1 - A natureza das prestações e das despesas de segurança social deve ser definidora das fontes mais adequadas de financiamento, por forma a separar o financiamento por contribuições e outras receitas próprias do sistema, e o financiamento pelo Orçamento do Estado.
2 - O complemento social das pensões mínimas do regime geral, as medidas inseridas em políticas activas de emprego e de formação profissional e as prestações do regime universal de prestações familiares são financiadas pelo Orçamento do Estado.
3 - O subsídio social de desemprego é financiado por contribuições da segurança social e pelo Orçamento do Estado, nos termos a fixar por lei.
4 - Pelo Orçamento do Estado será progressivamente financiada a parcela não contributiva das pensões mínimas iniciadas até 1 de Janeiro de 1994.

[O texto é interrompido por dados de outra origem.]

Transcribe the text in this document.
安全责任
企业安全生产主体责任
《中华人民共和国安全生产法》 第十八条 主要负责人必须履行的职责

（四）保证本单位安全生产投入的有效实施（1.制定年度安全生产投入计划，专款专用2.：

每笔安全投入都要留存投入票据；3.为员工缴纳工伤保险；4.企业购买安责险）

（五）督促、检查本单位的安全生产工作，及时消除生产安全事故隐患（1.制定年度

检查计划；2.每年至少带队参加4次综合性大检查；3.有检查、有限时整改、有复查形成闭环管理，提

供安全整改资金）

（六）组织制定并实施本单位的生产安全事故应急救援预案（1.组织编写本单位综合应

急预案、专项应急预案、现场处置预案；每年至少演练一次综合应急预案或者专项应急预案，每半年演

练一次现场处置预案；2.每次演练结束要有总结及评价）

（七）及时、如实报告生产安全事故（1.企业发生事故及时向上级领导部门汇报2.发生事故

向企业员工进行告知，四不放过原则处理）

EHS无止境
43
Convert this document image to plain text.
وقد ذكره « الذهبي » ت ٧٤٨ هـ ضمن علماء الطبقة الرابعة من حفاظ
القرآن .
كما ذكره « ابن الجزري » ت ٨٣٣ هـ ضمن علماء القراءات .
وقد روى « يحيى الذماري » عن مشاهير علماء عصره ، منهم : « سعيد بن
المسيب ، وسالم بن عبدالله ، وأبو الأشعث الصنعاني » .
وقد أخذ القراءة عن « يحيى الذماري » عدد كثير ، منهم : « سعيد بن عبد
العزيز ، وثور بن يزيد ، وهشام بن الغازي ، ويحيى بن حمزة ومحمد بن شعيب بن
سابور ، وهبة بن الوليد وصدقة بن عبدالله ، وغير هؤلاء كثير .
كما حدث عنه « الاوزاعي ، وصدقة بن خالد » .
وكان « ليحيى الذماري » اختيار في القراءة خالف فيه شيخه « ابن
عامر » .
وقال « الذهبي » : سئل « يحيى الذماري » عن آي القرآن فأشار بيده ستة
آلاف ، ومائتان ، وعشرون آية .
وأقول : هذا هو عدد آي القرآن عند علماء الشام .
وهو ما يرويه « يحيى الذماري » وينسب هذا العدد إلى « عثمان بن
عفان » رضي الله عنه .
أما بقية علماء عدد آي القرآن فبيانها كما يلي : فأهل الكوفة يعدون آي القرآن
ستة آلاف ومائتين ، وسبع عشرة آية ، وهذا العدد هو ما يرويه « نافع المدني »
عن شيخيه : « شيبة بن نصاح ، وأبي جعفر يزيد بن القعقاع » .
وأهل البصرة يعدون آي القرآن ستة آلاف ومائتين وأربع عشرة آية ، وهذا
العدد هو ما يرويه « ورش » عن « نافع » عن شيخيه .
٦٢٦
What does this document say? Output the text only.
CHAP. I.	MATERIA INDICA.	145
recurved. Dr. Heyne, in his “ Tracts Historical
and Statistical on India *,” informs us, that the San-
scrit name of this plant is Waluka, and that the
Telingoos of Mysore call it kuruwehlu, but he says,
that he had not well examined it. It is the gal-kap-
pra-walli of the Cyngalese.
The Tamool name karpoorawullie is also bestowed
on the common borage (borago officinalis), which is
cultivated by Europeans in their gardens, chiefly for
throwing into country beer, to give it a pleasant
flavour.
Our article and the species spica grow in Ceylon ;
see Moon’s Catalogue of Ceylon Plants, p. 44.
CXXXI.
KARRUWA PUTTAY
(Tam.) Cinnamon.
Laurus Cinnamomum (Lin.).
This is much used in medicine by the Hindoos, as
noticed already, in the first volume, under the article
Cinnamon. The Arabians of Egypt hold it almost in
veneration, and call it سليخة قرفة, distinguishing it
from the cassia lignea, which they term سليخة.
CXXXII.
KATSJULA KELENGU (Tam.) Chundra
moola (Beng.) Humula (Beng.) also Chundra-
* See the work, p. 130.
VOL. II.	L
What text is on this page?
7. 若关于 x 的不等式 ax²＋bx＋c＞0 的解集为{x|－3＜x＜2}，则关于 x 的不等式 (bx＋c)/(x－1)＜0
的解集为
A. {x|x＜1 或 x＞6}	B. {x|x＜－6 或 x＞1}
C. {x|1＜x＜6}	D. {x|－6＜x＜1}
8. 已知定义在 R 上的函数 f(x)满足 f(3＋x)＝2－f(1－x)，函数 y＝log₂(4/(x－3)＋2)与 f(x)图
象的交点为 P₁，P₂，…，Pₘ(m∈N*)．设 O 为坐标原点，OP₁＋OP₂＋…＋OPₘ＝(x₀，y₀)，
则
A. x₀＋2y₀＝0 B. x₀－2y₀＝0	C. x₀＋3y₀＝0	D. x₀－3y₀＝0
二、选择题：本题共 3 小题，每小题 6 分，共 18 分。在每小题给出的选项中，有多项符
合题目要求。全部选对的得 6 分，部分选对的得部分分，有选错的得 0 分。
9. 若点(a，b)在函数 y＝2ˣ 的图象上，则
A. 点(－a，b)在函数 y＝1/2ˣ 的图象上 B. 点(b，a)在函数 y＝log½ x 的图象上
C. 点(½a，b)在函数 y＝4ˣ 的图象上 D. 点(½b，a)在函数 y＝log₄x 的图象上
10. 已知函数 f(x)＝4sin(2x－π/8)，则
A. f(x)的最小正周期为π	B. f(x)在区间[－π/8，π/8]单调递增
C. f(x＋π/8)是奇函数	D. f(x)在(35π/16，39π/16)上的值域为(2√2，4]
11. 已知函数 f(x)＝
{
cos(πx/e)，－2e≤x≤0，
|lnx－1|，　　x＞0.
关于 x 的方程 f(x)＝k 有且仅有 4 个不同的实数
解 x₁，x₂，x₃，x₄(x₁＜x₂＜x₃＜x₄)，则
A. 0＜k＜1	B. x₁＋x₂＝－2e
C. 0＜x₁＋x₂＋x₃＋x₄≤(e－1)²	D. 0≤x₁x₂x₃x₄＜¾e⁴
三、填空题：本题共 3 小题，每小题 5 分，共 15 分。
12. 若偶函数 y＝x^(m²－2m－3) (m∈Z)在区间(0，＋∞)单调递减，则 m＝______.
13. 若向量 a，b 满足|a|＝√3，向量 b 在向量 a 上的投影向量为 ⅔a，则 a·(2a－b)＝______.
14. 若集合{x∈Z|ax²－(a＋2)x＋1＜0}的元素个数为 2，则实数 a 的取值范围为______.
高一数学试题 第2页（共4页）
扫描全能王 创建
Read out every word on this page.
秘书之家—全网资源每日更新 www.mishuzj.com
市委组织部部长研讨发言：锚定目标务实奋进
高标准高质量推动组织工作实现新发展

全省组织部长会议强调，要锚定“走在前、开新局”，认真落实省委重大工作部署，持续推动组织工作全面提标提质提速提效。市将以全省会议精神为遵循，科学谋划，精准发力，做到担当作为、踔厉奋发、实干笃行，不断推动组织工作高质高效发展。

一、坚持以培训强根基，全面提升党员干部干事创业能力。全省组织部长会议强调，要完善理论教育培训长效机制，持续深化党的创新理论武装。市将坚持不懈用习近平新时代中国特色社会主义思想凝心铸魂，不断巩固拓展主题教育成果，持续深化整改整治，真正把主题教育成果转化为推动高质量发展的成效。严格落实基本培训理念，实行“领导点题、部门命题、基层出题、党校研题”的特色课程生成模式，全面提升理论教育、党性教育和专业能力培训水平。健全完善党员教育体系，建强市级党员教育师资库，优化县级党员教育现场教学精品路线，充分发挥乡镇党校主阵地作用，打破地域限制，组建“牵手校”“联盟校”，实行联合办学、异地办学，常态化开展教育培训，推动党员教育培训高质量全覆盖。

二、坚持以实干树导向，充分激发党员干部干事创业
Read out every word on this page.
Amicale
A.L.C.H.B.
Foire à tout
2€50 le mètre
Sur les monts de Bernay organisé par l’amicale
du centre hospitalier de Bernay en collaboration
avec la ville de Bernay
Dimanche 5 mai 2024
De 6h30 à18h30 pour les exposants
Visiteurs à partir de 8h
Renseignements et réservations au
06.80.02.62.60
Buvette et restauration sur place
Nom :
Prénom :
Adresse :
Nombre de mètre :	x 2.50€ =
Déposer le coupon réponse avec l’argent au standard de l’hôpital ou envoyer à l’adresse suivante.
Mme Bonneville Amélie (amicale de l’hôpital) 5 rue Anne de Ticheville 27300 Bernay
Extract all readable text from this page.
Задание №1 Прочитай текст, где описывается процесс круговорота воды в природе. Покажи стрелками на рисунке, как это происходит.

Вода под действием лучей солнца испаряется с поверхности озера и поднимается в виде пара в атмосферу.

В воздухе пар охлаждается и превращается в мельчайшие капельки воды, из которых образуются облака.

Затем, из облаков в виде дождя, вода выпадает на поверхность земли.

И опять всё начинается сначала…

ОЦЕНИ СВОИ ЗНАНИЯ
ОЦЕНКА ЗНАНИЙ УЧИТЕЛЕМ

5 - O nivelamento da pensão mínima pelo salário líquido mínimo nacional deverá ser suportado pelas receitas geradas pela contribuição de solidariedade a criar sobre as grandes fortunas, pelas receitas geradas no combate à fuga e fraude fiscal, na execução das dívidas patronais e da fuga ao pagamento das contribuições ao sistema, nas verbas provenientes da amortização das dívidas do estado ao sistema público de segurança social.

Artigo 72.º
Reduções de contribuições

O estabelecimento de taxas contributivas inferiores à taxa social única, bem como de isenções ou reduções de outras contribuições ao sistema de segurança social, serão reguladas por lei, devendo o Estado transferir anualmente para o orçamento da segurança social o montante global envolvido na concessão desse tipo de modalidades e de apoios.